BlueStar didn't return messages seeking comment about the loan. 

Rooker said he and his two co-owners at Atlanta Metro Studios managed to refinance an $18M loan that was set to mature in June for another six years.

Even if mortgage debt isn't an issue, studios cost owners money to operate even if there is no production paying to occupy the space, Rooker said. 

“When they’re not full, you got to essentially be putting cash away to cover the cost of these operations. That’s when people start getting in a pinch,” he said. “Most all of us studio folks build in some downtime” in the operations budget.

Despite the dampened lending environment for commercial real estate prompted by high interest rates, some lenders will still be willing to refinance studio properties owned by seasoned operators regardless of the production slump, said Glenn Brill, managing director of the real estate finance consulting firm FTI Consulting.
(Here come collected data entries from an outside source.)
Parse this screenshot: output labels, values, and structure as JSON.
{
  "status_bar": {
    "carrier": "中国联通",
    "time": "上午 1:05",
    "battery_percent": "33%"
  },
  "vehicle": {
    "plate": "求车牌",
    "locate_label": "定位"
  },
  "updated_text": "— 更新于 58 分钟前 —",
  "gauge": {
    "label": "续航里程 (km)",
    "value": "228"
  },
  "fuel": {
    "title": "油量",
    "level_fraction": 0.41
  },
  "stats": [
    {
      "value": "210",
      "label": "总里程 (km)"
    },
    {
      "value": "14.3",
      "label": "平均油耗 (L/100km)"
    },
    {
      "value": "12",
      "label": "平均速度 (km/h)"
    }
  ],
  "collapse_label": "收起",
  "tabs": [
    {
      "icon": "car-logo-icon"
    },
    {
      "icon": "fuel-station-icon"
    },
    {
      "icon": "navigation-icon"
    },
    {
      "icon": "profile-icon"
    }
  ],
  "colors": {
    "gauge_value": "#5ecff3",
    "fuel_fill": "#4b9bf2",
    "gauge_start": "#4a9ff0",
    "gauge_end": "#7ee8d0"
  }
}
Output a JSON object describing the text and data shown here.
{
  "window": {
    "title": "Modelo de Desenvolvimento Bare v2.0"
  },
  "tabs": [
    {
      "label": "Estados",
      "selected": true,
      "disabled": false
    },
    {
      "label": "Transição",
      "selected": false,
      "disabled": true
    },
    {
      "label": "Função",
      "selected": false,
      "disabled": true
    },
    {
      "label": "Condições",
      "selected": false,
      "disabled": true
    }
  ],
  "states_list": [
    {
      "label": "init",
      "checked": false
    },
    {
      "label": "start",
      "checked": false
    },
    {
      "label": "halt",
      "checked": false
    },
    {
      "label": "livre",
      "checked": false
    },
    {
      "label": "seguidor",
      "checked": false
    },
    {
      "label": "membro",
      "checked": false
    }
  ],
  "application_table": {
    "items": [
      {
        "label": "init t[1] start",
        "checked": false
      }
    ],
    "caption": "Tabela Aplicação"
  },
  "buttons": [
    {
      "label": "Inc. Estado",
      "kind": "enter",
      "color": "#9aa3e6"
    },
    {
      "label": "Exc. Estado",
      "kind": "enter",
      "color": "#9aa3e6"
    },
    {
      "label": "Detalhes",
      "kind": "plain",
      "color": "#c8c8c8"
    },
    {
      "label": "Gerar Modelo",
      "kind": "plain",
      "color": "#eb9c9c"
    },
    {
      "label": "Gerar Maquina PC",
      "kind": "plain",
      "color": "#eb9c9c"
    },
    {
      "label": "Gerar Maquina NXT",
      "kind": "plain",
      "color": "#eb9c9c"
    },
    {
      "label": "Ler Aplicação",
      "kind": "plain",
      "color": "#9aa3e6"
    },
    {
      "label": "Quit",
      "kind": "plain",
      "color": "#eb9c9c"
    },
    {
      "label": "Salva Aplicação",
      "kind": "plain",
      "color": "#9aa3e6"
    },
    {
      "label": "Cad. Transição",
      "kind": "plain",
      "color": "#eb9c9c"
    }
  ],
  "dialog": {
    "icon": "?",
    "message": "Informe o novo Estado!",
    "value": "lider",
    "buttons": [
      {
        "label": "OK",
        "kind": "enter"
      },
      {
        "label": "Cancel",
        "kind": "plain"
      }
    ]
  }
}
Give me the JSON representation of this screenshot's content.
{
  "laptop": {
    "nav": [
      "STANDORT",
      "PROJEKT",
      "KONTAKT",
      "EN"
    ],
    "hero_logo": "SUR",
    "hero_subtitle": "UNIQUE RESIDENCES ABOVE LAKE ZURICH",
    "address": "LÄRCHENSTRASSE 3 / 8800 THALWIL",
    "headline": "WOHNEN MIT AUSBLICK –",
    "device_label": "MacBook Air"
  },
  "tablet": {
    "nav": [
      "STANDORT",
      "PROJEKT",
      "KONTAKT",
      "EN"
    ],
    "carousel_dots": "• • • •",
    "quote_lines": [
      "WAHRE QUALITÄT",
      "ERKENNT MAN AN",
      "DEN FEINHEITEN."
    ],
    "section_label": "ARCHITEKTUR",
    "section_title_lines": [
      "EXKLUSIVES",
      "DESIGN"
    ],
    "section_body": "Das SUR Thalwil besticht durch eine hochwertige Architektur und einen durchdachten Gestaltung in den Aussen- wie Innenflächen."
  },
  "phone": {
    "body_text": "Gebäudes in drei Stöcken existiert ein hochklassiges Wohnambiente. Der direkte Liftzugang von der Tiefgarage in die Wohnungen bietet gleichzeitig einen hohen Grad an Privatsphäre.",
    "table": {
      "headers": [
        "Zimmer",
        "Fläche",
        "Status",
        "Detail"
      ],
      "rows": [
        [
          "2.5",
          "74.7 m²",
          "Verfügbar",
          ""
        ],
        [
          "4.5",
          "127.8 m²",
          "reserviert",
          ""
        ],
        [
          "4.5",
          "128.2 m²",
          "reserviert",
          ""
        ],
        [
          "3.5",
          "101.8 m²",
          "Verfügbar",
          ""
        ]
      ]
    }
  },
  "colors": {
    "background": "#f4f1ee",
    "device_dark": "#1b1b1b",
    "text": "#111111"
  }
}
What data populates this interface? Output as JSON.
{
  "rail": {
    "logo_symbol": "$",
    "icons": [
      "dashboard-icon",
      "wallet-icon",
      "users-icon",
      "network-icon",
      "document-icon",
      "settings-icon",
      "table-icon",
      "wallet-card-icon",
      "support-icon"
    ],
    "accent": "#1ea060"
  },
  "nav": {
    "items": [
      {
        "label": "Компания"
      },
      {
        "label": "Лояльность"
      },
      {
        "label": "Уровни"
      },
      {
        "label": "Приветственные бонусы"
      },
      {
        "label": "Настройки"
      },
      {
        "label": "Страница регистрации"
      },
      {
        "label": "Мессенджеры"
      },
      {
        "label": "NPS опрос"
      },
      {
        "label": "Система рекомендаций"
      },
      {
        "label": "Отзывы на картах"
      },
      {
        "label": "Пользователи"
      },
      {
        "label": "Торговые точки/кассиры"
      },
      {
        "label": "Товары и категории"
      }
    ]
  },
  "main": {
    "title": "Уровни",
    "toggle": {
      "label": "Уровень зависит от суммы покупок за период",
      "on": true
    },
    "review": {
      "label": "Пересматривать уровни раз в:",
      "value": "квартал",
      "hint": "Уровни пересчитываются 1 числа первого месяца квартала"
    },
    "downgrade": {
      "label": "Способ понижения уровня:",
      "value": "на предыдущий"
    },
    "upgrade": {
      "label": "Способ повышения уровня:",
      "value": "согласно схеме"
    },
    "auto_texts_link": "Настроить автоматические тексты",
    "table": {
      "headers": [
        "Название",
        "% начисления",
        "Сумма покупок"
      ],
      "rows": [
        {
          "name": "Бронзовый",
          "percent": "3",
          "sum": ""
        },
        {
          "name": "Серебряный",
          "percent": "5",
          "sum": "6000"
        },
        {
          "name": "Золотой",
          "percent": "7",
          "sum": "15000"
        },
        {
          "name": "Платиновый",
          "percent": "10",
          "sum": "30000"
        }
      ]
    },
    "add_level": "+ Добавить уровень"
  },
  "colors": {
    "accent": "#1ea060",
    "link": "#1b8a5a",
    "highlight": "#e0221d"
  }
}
Georgia’s 20% tax credit for productions gives lenders a more compelling reason to bet on the long-term health of the state’s film industry, Brill said. The credit, which can go up to 30% if the production puts a Georgia logo on the credits, prompted film and TV production companies to spend $11B over the past three years in the state.

“Seasoned operators should be able to find money,” Brill said. “Production is always up and down, but the content is king. So if you want to be competitive [as a movie studio], you need to create product. That’s not going to go away.”

Charania said studio owners he knows are hopeful production will ramp up again in 2025, and Georgia is a good bet to catch that recovery, seeing as the state now has the second-most studio square footage in the nation behind Los Angeles and still has its generous tax credit.

“The combination of those two makes it hard to avoid Georgia as a place to do productions,” he said. “As the domestic production market increases, Georgia is always going to be a top-tier destination because of the tax credit.” 

Makiyn Hanna, a freelance lighting designer and technician, isn't as optimistic. He worked on Marvel's Guardians of the Galaxy and Hulu's Tell Me Lies, but jobs have dried up since the strike, with production companies shying away from paying the new, higher rates for talent.

He said his peers in the industry are hopeful Hollywood’s production pullback eases next year, driving more work to Georgia. 

“It’s mainly just hope,” Hanna said. “We don’t have any solid evidence of things coming.”